Given the magnitude of the potential damage that data breaches could visit on the US financial infrastructure, the question is, what should be done? Obviously, before any legislative actions are taken, the issues and risks need to be clearly identified. One logical step toward that end would be to convene another fact-finding and study commission along the lines of the 1970s Hunt Commission (Electronic Funds Commission) to gauge the dimensions of the problem. The commission should be charged with identifying potential risks, recommending changes in security measures that financial and nonfinancial firms should make, considering what role the Federal Reserve should play (because of its current involvement in electronic payments and large scale funds transfer systems like Fed Wire), proposing loss-sharing rules to eliminate uncertainty and costly litigation, reviewing and making recommendations to modernize federal rules regarding debt and credit transactions, and considering what efforts should be undertaken internationally to curb unscrupulous use of the internet. In fact, given that there is already more than one internet, the commission should consider the feasibility of creating a separate commercial internet with limited and supervised access, like a restricted access toll road. The commission should be broadly representative and include participants from a wide range of banks, retailers, internet-reliant companies, including the large players like Amazon, Google, Apple, etc., and perhaps even representatives from the NSA (an agency that certainly knows how to penetrate and hack systems). The issues are many, deep, and far-reaching and can only be suggested here. But as a nation we should be proactive and seize the opportunity to address the issues now in order to reduce potentially grave vulnerabilities.

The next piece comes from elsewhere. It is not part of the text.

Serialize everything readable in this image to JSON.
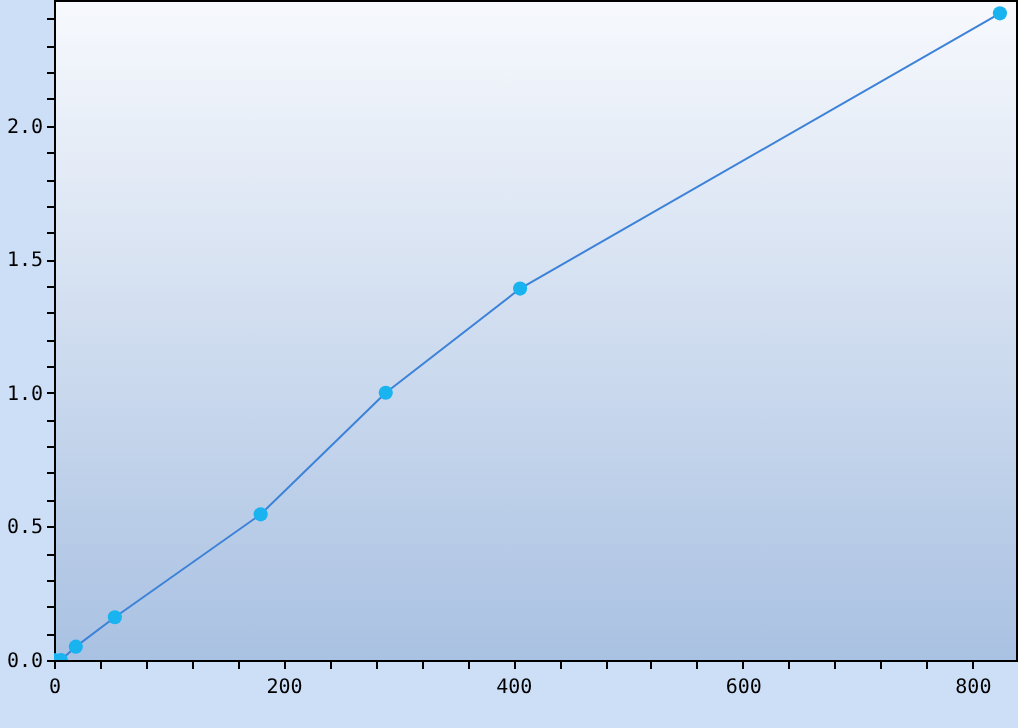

From the perspective of investors, as mentioned previously, the Target episode certainly will result in losses, and lawsuits have already been filed. Target’s stock price dropped 4 points after the true scope and nature of the data breaches were revealed. Processors and data partners of Target will surely also face similar litigation and losses. The event highlights a risk that clearly has not been on investors’ minds. Such uncertainty implies more volatility, especially for the more vulnerable segments of the payments process and infrastructure.